Lima dasar asasi yang Rasulullaah Shallaahu ‘Alayhi Wasallam ajarkan kepada kita antara lain:
1.       Mentalqin anak untuk mengucapkan kalimat tauhid
2.       Menenamkan cinta kepada Allaah subhanahu wa Ta’ala
3.       Menanamkan cinta kepada Nabi Shallallaau ‘Alayhi Wasallam, keluarga Beliau, para sahabat Beliau
4.       Mengajarkan al-Qur’an kepada anak
5.       Pendidikan untuk tetap teguh dan rela berkorban demi akidah

Imam Al-Ghazali rahimahullaah menjelaskan tentang pentingnya menanamkan akidah dan mentalqinnya sejak kecil agar anak tumbuh dengannya. Beliau mengatakan, “Perlu Anda ketahui penjelasan kami tentang definisi akidah harus diberikan kepada anak-anak sejak masa permulaan pertumbuhannya agar dia dapat menghafalnya. Kemudian bersama dengan pertumbuhannya,dia akan memahami maknanya sedikit demi sedikit. Dimulai dengan menghafal, kemudian memahami, lalu diikuti dengan meyakini dan membenarkannya. Itu ditemukan dalam diri anak tanpa ada bukti apapun yang dijelaskan. Merupakan karunia Allaah Subhanahu Wa Ta’ala kepada hati manusia di awal masa pertumbuhannya untuk beriman tanpa memerlukan bukti maupun penjelasan terlebih dahulu”.

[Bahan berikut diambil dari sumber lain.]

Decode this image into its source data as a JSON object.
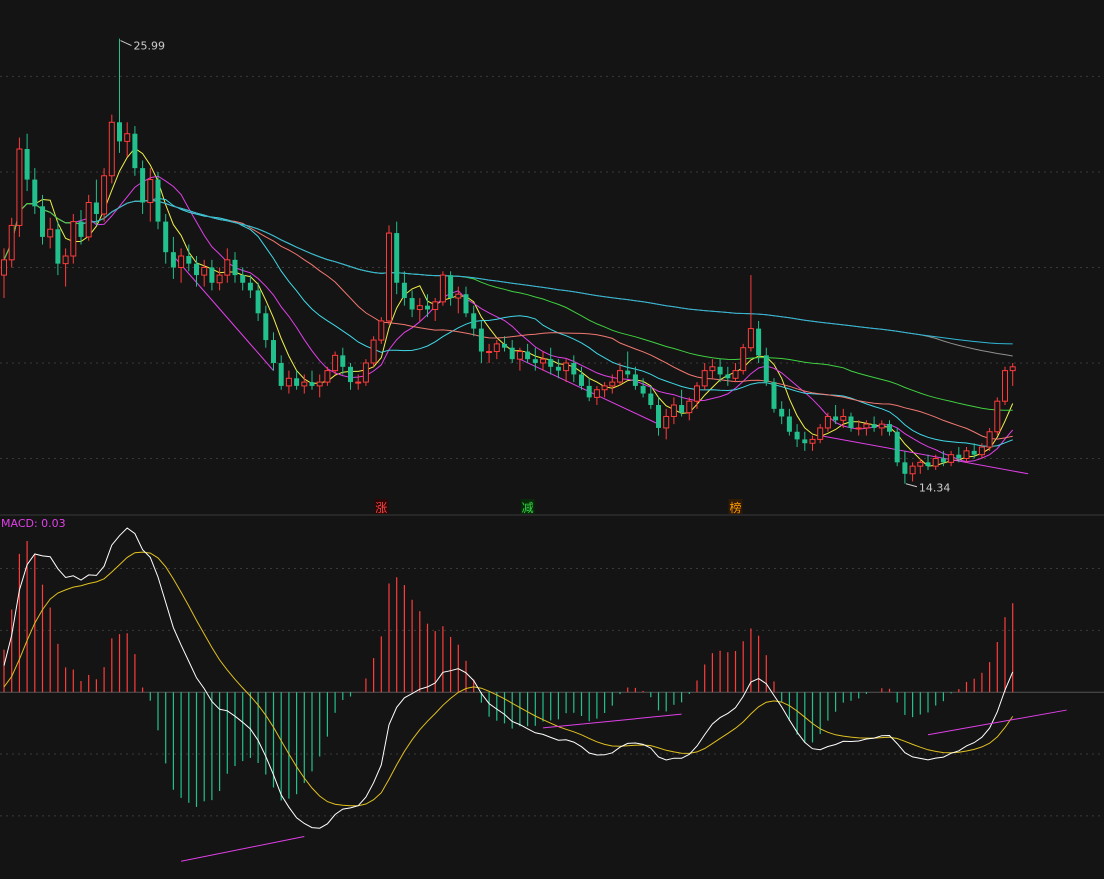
{
  "chart_data": [
    {
      "type": "candlestick",
      "panel": "price",
      "ylim": [
        13.6,
        27.0
      ],
      "gridlines": [
        25.0,
        22.5,
        20.0,
        17.5,
        15.0
      ],
      "highlights": {
        "high": {
          "label": "25.99",
          "value": 25.99
        },
        "low": {
          "label": "14.34",
          "value": 14.34
        }
      },
      "candles": [
        [
          19.8,
          20.5,
          19.2,
          20.2
        ],
        [
          20.2,
          21.3,
          20.0,
          21.1
        ],
        [
          21.1,
          23.4,
          20.8,
          23.1
        ],
        [
          23.1,
          23.5,
          22.0,
          22.3
        ],
        [
          22.3,
          22.6,
          21.4,
          21.6
        ],
        [
          21.6,
          21.9,
          20.6,
          20.8
        ],
        [
          20.8,
          21.3,
          20.5,
          21.0
        ],
        [
          21.0,
          21.2,
          19.8,
          20.1
        ],
        [
          20.1,
          20.5,
          19.5,
          20.3
        ],
        [
          20.3,
          21.4,
          20.1,
          21.2
        ],
        [
          21.2,
          21.5,
          20.6,
          20.8
        ],
        [
          20.8,
          21.9,
          20.7,
          21.7
        ],
        [
          21.7,
          22.3,
          21.1,
          21.4
        ],
        [
          21.4,
          22.6,
          21.2,
          22.4
        ],
        [
          22.4,
          24.0,
          22.2,
          23.8
        ],
        [
          23.8,
          25.99,
          23.0,
          23.3
        ],
        [
          23.3,
          23.8,
          22.9,
          23.5
        ],
        [
          23.5,
          23.7,
          22.4,
          22.6
        ],
        [
          22.6,
          22.8,
          21.4,
          21.7
        ],
        [
          21.7,
          22.6,
          21.2,
          22.3
        ],
        [
          22.3,
          22.5,
          21.0,
          21.2
        ],
        [
          21.2,
          21.4,
          20.1,
          20.4
        ],
        [
          20.4,
          20.8,
          19.7,
          20.0
        ],
        [
          20.0,
          20.5,
          19.6,
          20.3
        ],
        [
          20.3,
          20.6,
          19.9,
          20.1
        ],
        [
          20.1,
          20.3,
          19.5,
          19.8
        ],
        [
          19.8,
          20.2,
          19.5,
          20.0
        ],
        [
          20.0,
          20.2,
          19.4,
          19.6
        ],
        [
          19.6,
          20.0,
          19.4,
          19.8
        ],
        [
          19.8,
          20.5,
          19.6,
          20.2
        ],
        [
          20.2,
          20.4,
          19.6,
          19.8
        ],
        [
          19.8,
          20.0,
          19.4,
          19.6
        ],
        [
          19.6,
          19.8,
          19.2,
          19.4
        ],
        [
          19.4,
          19.6,
          18.6,
          18.8
        ],
        [
          18.8,
          19.0,
          17.9,
          18.1
        ],
        [
          18.1,
          18.3,
          17.3,
          17.5
        ],
        [
          17.5,
          17.7,
          16.8,
          16.9
        ],
        [
          16.9,
          17.3,
          16.7,
          17.1
        ],
        [
          17.1,
          17.3,
          16.8,
          16.9
        ],
        [
          16.9,
          17.2,
          16.7,
          17.0
        ],
        [
          17.0,
          17.3,
          16.8,
          16.9
        ],
        [
          16.9,
          17.2,
          16.6,
          17.0
        ],
        [
          17.0,
          17.4,
          16.9,
          17.3
        ],
        [
          17.3,
          17.8,
          17.2,
          17.7
        ],
        [
          17.7,
          17.9,
          17.2,
          17.4
        ],
        [
          17.4,
          17.5,
          16.8,
          17.0
        ],
        [
          17.0,
          17.2,
          16.8,
          17.0
        ],
        [
          17.0,
          17.6,
          16.9,
          17.5
        ],
        [
          17.5,
          18.2,
          17.4,
          18.1
        ],
        [
          18.1,
          18.7,
          18.0,
          18.6
        ],
        [
          18.6,
          21.1,
          18.5,
          20.9
        ],
        [
          20.9,
          21.2,
          19.3,
          19.6
        ],
        [
          19.6,
          19.9,
          19.0,
          19.2
        ],
        [
          19.2,
          19.4,
          18.7,
          18.9
        ],
        [
          18.9,
          19.2,
          18.6,
          19.0
        ],
        [
          19.0,
          19.3,
          18.7,
          18.9
        ],
        [
          18.9,
          19.2,
          18.6,
          19.1
        ],
        [
          19.1,
          19.9,
          19.0,
          19.8
        ],
        [
          19.8,
          19.9,
          19.0,
          19.2
        ],
        [
          19.2,
          19.5,
          18.8,
          19.3
        ],
        [
          19.3,
          19.5,
          18.7,
          18.8
        ],
        [
          18.8,
          19.0,
          18.2,
          18.4
        ],
        [
          18.4,
          18.6,
          17.5,
          17.8
        ],
        [
          17.8,
          18.0,
          17.5,
          17.8
        ],
        [
          17.8,
          18.1,
          17.6,
          18.0
        ],
        [
          18.0,
          18.2,
          17.8,
          17.9
        ],
        [
          17.9,
          18.1,
          17.5,
          17.6
        ],
        [
          17.6,
          17.9,
          17.3,
          17.8
        ],
        [
          17.8,
          18.0,
          17.5,
          17.6
        ],
        [
          17.6,
          17.9,
          17.3,
          17.5
        ],
        [
          17.5,
          17.8,
          17.3,
          17.6
        ],
        [
          17.6,
          17.9,
          17.2,
          17.4
        ],
        [
          17.4,
          17.6,
          17.1,
          17.3
        ],
        [
          17.3,
          17.6,
          17.0,
          17.5
        ],
        [
          17.5,
          17.7,
          17.0,
          17.2
        ],
        [
          17.2,
          17.4,
          16.8,
          16.9
        ],
        [
          16.9,
          17.1,
          16.5,
          16.6
        ],
        [
          16.6,
          16.9,
          16.4,
          16.8
        ],
        [
          16.8,
          17.0,
          16.6,
          16.9
        ],
        [
          16.9,
          17.2,
          16.7,
          17.0
        ],
        [
          17.0,
          17.5,
          16.9,
          17.3
        ],
        [
          17.3,
          17.8,
          17.1,
          17.2
        ],
        [
          17.2,
          17.4,
          16.8,
          16.9
        ],
        [
          16.9,
          17.1,
          16.6,
          16.7
        ],
        [
          16.7,
          16.9,
          16.3,
          16.4
        ],
        [
          16.4,
          16.6,
          15.6,
          15.8
        ],
        [
          15.8,
          16.3,
          15.5,
          16.1
        ],
        [
          16.1,
          16.6,
          15.9,
          16.4
        ],
        [
          16.4,
          16.8,
          16.1,
          16.2
        ],
        [
          16.2,
          16.6,
          16.0,
          16.5
        ],
        [
          16.5,
          17.0,
          16.3,
          16.9
        ],
        [
          16.9,
          17.5,
          16.8,
          17.3
        ],
        [
          17.3,
          17.6,
          17.1,
          17.4
        ],
        [
          17.4,
          17.6,
          17.0,
          17.2
        ],
        [
          17.2,
          17.4,
          16.9,
          17.1
        ],
        [
          17.1,
          17.5,
          17.0,
          17.3
        ],
        [
          17.3,
          18.0,
          17.2,
          17.9
        ],
        [
          17.9,
          19.8,
          17.8,
          18.4
        ],
        [
          18.4,
          18.6,
          17.5,
          17.7
        ],
        [
          17.7,
          17.9,
          16.9,
          17.0
        ],
        [
          17.0,
          17.1,
          16.2,
          16.3
        ],
        [
          16.3,
          16.5,
          15.9,
          16.1
        ],
        [
          16.1,
          16.3,
          15.6,
          15.7
        ],
        [
          15.7,
          15.9,
          15.3,
          15.5
        ],
        [
          15.5,
          15.7,
          15.2,
          15.4
        ],
        [
          15.4,
          15.6,
          15.2,
          15.5
        ],
        [
          15.5,
          15.9,
          15.4,
          15.8
        ],
        [
          15.8,
          16.2,
          15.7,
          16.1
        ],
        [
          16.1,
          16.4,
          15.9,
          16.0
        ],
        [
          16.0,
          16.3,
          15.8,
          16.1
        ],
        [
          16.1,
          16.2,
          15.7,
          15.8
        ],
        [
          15.8,
          16.0,
          15.6,
          15.8
        ],
        [
          15.8,
          16.0,
          15.6,
          15.9
        ],
        [
          15.9,
          16.1,
          15.7,
          15.8
        ],
        [
          15.8,
          16.0,
          15.6,
          15.9
        ],
        [
          15.9,
          16.0,
          15.6,
          15.7
        ],
        [
          15.7,
          15.8,
          14.8,
          14.9
        ],
        [
          14.9,
          15.2,
          14.34,
          14.6
        ],
        [
          14.6,
          14.9,
          14.4,
          14.8
        ],
        [
          14.8,
          15.0,
          14.6,
          14.9
        ],
        [
          14.9,
          15.1,
          14.7,
          14.8
        ],
        [
          14.8,
          15.1,
          14.7,
          15.0
        ],
        [
          15.0,
          15.2,
          14.8,
          14.9
        ],
        [
          14.9,
          15.2,
          14.8,
          15.1
        ],
        [
          15.1,
          15.3,
          14.9,
          15.0
        ],
        [
          15.0,
          15.3,
          14.9,
          15.2
        ],
        [
          15.2,
          15.4,
          15.0,
          15.1
        ],
        [
          15.1,
          15.4,
          15.0,
          15.3
        ],
        [
          15.3,
          15.8,
          15.2,
          15.7
        ],
        [
          15.7,
          16.6,
          15.6,
          16.5
        ],
        [
          16.5,
          17.4,
          16.4,
          17.3
        ],
        [
          17.3,
          17.5,
          16.9,
          17.4
        ]
      ],
      "moving_averages": [
        {
          "period": 5,
          "color": "#f0f048"
        },
        {
          "period": 10,
          "color": "#e040e8"
        },
        {
          "period": 20,
          "color": "#40d8e8"
        },
        {
          "period": 30,
          "color": "#f07870"
        },
        {
          "period": 60,
          "color": "#40d040"
        },
        {
          "period": 120,
          "color": "#909090"
        },
        {
          "period": 250,
          "color": "#30b8d8"
        }
      ],
      "trend_lines": [
        {
          "from": [
            20.3,
            22
          ],
          "to": [
            17.3,
            35
          ]
        },
        {
          "from": [
            17.6,
            67
          ],
          "to": [
            15.9,
            85
          ]
        },
        {
          "from": [
            15.6,
            106
          ],
          "to": [
            14.6,
            133
          ]
        }
      ],
      "markers": [
        {
          "label": "涨",
          "color": "#ff4444",
          "candle": 49
        },
        {
          "label": "减",
          "color": "#33dd44",
          "candle": 68
        },
        {
          "label": "榜",
          "color": "#ff9900",
          "candle": 95
        }
      ]
    },
    {
      "type": "macd",
      "panel": "indicator",
      "title": "MACD: 0.03",
      "ylim": [
        -1.33,
        1.18
      ],
      "gridlines": [
        0.9,
        0.45,
        -0.45,
        -0.9
      ],
      "series": [
        {
          "line": "DIF",
          "color": "#ffffff"
        },
        {
          "line": "DEA",
          "color": "#e0c020"
        },
        {
          "line": "MACD",
          "colors": {
            "positive": "#ff3b3b",
            "negative": "#22c08c"
          }
        }
      ],
      "divergence_lines": [
        {
          "from": [
            -1.23,
            23
          ],
          "to": [
            -1.05,
            39
          ]
        },
        {
          "from": [
            -0.26,
            70
          ],
          "to": [
            -0.16,
            88
          ]
        },
        {
          "from": [
            -0.31,
            120
          ],
          "to": [
            -0.13,
            138
          ]
        }
      ]
    }
  ]
}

                “Dalam menanamkan akidah dan meneguhkannya, bukan dengan cara mengajarkan berbicara dan berdebat, tetapi dengan menyibukkan membaca al-Qur’an dan tafsirnya, hadits dan maknanya, serta menyibukkan diri dengan aktivitas ibadah. Sehingga, akidahnya semakin kokoh dengan apa yang mengulik pendengarannya dari dalil-dalil dan berbagai hujjah al-Qur’an, dengan berbagai bukti dan pelajaran yang didapat dari hadits serta dengan yang dapat dia kerjakan dari cahaya dan aktivitas ibadah.”
“Dan (ingatlah), ketika Rabbmu mengeluarkan keturunan-keturunan anak-anak Adam dari sulbi mereka, dan Allaah mengambil kesaksian terhadap jiwa mereka (seraya berfirman), “Bukankah Aku ini Rabbmu?” Mereka menjawab, “Betul (Engkau rabb kami), kami menjadi saksi.” (Kami lakukan yang demikian itu) agar di hari kiamat kamu tidak mengatakan: “Sesungguhnya kami (bani Adam) adalah orang-orang yang lengah terhadap ini (keesaan tuhan)” (QS Al ‘Araf: 172)

Mentalqin Anak Untuk Mengucapkan kalimat Tauhid
Diriwayatkan dari al-Hakim dari Ibn Abbas radhiyallaahu ‘anhuma, Rasulullaah Shallaahu ‘Alayhi Wasallam bersabda, “Ajarkanlah kalimat pertama kepada anak-anak kalian Laa ilaaha Illallaah, dan talqinkanlah ketika akan meninggal dengan Laa Ilaaha Illallaah.
Diriwayatkan oleh ‘Aburazzaq dengan lafal:
“Mereka suka apabila si anak pertama kali dapat berbicara untuk mereka ajarkan kalimat Laa Ilaaha Illallaah sebanyak tujuh kali, sehingga itulah kalimat pertama yang diucapkannya”
Imam Ibnul Qayyim rahimahullaah dalam kitab Ahkaamul Mauluud mengatakan, “Pada waktu mereka bisa berbicara, mereka ditalqin dengan kalimat ‘Laa Ilaaha Illallaah Muhammad Rasulullaah.’ Hendaknya yang masuk pertama kali dalam telinga mereka adalah pengenalan terhadap Allaah Subhanahu Wa Ta’ala, menauhidkannya, bahwasanya Allaahu Subhanahu Wa Ta’ala berada di atas ‘Arsy, Melihat, Mendengar perkataan mereka, dan Allaah selalu bersama mereka di manapun mereka berada. Bani Israil sering kali memperdengarkan kepada anak-anak mereka ‘Emmanuel’ yang artinya ‘Tuhan bersama kita’. Oleh karena itu, nama yang paling Allaah cintai adalah Abdullaah dan Abdurrahman, yang kalau si anak mengerti dan memahami artinya, dia akan sadar bahwa dia adalah hamba Allaah, dan Allaah adalah Rabb sekaligus Walinya”.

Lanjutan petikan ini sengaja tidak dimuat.